Friday, March 2, 2018

The Saints Safety in Evil Times (sermon)

The Saint's Safety In Evil Times. Richard Sibbes. 1633. Best guess under 60-70 pages. [Source: Bought]

Behold, he travaileth with iniquity, and hath conceived mischief, and brought forth a lie.—Ps. 7:14.

This sermon appears in several different collections of Sibbes' works. Once again, Sibbes is using a psalm of David as his starting point. The subject this time is "the saint's safety in evil times."

In this sermon he speaks of good and evil, right and wrong, heaven and hell. These subjects aren't particularly popular--even within church circles--but these subjects are always relevant. They remain relevant because they feature largely and prominently in the word of God, in the Bible.

Spurgeon said of Sibbes, "Sibbes never wastes the student's time. He scatters pearls and diamonds with both hands." I wholeheartedly agree.

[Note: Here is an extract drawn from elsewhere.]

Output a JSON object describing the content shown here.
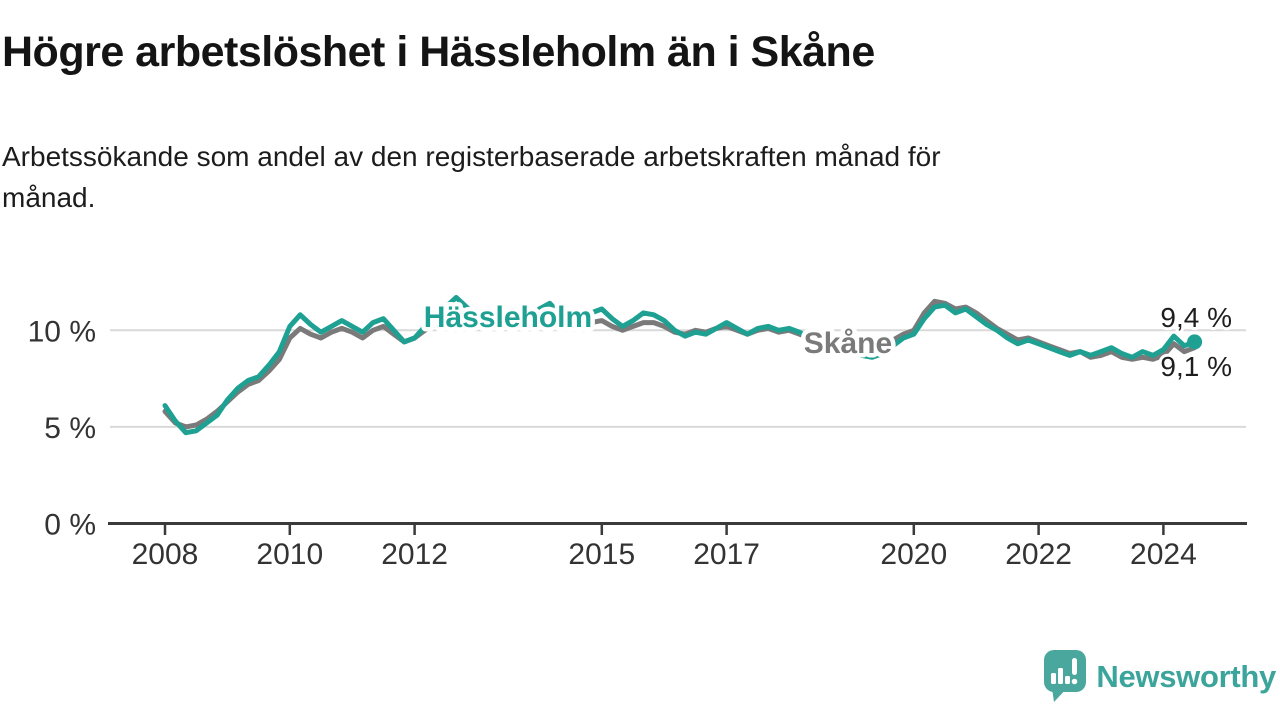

Here are some of the pearls and diamonds within this sermon.
Not only wicked men, but their devices, are the seed of the serpent.
The more liberty we have not to sin, makes our sin the greater.
The more deliberation any man takes in sinning, the more his soul is pleased with wickedness. A heart long exercised in sin will admit of no impression of grace; for the spirits are so absorbed with other designs that they are dry and dead to better things. 
Delight carries the whole strength and marrow of the soul with it; much of the soul is where delight is.
The spirit is either the best or the worst part in a man.
A good Christian thinks it not enough to see good done by others, but labours to have a hand in it himself.
God hath but two things in the world that he much regardeth; his truth, and his church, begotten by his truth; and shall we think that he will suffer long, wretched men who turn that wit and power which they have from him against his truth and church? No, assuredly; but he will give them up by that very wit of theirs, to work their own destruction;
Only wretched man seeks happiness in the way to misery, and heaven in the way to hell.
Whatever we get by sin for the present, it will prove the worst bargain that ever we made. 
Many are not content to go to hell alone, but they will draw as many others as they can into their fellowship here, and torment hereafter. 
That which we should especially labour for is, 1, to be good in ourselves; and 2, to do all the good we can to others, even as God our Father is good, and doth good; and the further our good extends, the more we resemble our Father. Such as we are, such are our thoughts, such are our devices.
What are all our temporal deliverances, if we live still in sin, go on in sin, die in our sins, and so perish eternally?